En 2008, Devinci a gagné l’appel d’offres de la Ville de Montréal pour construire les Bixi à Chicoutimi. Une bénédic­tion pour l’entreprise, qui fait tout pour se dissocier de la zizanie politique entourant le vélo en libre-service. « Ce n’est pas facile de vendre des vélos au Québec. Le Bixi apporte la stabilité à l’entreprise. C’est un vélo très complexe, et per­sonne n’est capable d’accoter notre prix, même en Asie. »

opus-veloOpus

(Saint-Laurent)
Tous les types de vélos

– Une quinzaine d’employés
– Volume de production: 13 000 vélos par an
– Coût des vélos: de 100 à 6 500 dollars

En 1978, David Bowman, alors âgé de 28 ans, se rend à New York en autocar pour acheter une cargaison d’un tout nouveau produit, le cadenas en « U ». Il veut en faire le produit-vedette de l’entreprise qu’il s’apprête à fonder. Plus de 30 ans plus tard, Outdoor Gear Canada (OGC) est le chef de file au Canada en matière de distribution d’accessoires et de pièces de vélo. Elle livre les marques les plus prestigieuses d’un océan à l’autre.

Il y a une dizaine d’années, la demande de cadres en aluminium était grande et l’offre insuf­fisante, selon le responsable des ventes d’OGC, Sté­phane Lebeau, actuel champion du monde de vélo de piste. « Il ne nous manquait que les cadres, dit-il. On a décidé de lancer notre propre marque, Opus, en commençant par cinq modèles en aluminium. »

Maintenant, l’entreprise offre 92 modèles de toutes sortes : des vélos d’enfants, de montagne, de route, de cyclocross, de tourisme, et se spécialise en vélos urbains. « Comme moyen de transport, il y a un potentiel de croissance incroyable, remarque David Bowman. Chaque personne qui fait 10 km par jour en voiture est un client potentiel. »

Chez Opus, tout est fait en Asie. Selon Stéphane Lebeau, qui visite les usines deux fois par année en Chine, « l’expertise asia­tique est incroyable. La technolo­gie est aussi beaucoup plus poussée en Asie, parce que le volume de production est immense. »
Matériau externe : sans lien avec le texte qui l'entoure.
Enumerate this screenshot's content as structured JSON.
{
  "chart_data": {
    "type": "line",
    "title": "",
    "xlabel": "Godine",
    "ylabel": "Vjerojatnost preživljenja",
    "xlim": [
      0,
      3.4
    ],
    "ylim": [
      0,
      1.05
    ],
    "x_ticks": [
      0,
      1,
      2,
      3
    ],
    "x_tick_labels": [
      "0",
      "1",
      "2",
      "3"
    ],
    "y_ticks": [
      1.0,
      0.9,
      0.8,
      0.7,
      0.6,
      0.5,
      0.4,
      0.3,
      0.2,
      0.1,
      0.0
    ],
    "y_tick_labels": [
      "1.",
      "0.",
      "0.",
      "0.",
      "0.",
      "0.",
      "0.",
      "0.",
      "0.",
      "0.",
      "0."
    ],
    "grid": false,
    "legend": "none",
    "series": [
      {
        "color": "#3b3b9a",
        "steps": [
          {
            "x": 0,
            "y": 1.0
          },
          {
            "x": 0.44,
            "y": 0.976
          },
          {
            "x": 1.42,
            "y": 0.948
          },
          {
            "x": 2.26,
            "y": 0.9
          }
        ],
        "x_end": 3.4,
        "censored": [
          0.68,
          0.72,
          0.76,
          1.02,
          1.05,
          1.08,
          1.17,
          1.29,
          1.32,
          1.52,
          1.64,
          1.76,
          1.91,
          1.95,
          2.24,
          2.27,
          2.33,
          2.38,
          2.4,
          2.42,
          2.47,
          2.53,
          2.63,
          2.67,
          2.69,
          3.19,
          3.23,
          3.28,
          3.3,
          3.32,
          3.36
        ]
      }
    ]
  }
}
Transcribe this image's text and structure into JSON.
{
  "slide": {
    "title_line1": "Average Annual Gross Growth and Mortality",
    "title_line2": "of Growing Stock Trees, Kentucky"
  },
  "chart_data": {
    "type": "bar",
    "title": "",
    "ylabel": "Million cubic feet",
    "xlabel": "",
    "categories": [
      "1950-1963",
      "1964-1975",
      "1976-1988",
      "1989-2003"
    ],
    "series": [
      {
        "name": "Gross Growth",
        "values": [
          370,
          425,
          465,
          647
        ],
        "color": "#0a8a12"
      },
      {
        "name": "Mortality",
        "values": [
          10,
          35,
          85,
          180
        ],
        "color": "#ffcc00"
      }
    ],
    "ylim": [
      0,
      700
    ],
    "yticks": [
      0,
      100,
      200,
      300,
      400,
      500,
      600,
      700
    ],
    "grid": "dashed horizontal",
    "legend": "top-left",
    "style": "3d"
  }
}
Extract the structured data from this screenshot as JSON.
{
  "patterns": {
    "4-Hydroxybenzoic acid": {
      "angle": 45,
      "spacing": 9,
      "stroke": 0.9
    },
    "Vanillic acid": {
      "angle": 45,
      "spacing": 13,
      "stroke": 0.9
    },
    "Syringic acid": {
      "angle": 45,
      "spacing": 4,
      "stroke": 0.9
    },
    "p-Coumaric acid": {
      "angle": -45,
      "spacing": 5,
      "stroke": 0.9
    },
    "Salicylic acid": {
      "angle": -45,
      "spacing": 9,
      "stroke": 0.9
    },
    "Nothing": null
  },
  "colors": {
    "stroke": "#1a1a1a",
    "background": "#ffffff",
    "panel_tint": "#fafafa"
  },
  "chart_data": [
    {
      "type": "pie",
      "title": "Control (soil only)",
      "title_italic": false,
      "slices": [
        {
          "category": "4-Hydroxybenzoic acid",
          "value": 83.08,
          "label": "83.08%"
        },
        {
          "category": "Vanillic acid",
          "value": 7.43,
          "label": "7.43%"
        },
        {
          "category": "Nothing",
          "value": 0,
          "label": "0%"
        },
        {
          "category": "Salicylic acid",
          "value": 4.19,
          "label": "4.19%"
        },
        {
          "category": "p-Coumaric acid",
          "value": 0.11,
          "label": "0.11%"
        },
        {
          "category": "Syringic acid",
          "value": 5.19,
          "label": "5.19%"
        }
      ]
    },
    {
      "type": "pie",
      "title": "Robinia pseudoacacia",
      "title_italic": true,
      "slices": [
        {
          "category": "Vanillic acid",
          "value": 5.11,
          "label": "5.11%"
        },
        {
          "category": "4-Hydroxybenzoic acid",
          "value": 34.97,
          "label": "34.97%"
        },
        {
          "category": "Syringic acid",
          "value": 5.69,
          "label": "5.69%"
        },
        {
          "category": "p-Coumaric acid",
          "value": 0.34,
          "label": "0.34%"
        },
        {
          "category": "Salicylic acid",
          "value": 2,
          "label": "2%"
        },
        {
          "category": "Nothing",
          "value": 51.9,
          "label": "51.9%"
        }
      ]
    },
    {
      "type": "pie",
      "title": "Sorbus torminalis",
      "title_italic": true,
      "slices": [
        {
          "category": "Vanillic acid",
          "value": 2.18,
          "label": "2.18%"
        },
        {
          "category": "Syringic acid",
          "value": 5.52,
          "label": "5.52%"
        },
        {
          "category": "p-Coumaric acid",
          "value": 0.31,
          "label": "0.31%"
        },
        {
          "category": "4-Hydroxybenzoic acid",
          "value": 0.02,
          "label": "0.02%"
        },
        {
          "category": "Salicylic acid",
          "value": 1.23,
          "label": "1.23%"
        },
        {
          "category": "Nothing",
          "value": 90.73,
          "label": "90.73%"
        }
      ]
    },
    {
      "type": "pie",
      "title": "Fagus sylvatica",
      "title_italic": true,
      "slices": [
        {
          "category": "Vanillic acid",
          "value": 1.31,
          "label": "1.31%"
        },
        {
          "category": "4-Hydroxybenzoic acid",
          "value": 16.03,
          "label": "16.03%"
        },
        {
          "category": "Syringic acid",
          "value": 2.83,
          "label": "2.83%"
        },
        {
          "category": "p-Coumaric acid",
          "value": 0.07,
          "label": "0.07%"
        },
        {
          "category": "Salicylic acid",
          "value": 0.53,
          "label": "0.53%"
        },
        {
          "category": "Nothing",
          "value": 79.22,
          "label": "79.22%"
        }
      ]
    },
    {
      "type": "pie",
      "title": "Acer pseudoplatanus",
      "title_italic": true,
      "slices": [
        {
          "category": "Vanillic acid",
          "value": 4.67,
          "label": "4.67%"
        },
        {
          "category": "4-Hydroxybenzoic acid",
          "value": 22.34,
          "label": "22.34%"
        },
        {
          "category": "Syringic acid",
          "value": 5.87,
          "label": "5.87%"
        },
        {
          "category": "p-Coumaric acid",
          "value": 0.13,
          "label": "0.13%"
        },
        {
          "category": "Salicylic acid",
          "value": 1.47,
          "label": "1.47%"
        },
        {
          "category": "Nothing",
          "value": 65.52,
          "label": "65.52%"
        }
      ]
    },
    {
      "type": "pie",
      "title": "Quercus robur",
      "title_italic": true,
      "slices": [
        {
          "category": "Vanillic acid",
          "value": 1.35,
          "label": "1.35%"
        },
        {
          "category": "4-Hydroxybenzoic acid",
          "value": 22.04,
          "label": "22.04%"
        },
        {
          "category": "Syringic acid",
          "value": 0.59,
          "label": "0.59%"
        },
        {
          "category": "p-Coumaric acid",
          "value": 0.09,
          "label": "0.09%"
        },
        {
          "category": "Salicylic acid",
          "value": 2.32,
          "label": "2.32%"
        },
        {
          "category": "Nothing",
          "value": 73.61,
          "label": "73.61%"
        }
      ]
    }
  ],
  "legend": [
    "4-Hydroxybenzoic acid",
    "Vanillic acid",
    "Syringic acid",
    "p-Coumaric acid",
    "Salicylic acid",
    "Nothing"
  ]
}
Depuis cette année, 10 % du chiffre d’affaires d’Opus se trouve au Japon. Et David Bowman promet de conquérir la planète avec ses vélos. « Si on peut être au Japon, on peut aller plus facilement dans le reste de l’Asie, dit-il. L’ironie de la chose, c’est qu’on commande des pièces japonaises, qu’on les installe sur des cadres faits en Chine et qu’on renvoie tout ça au Japon ! »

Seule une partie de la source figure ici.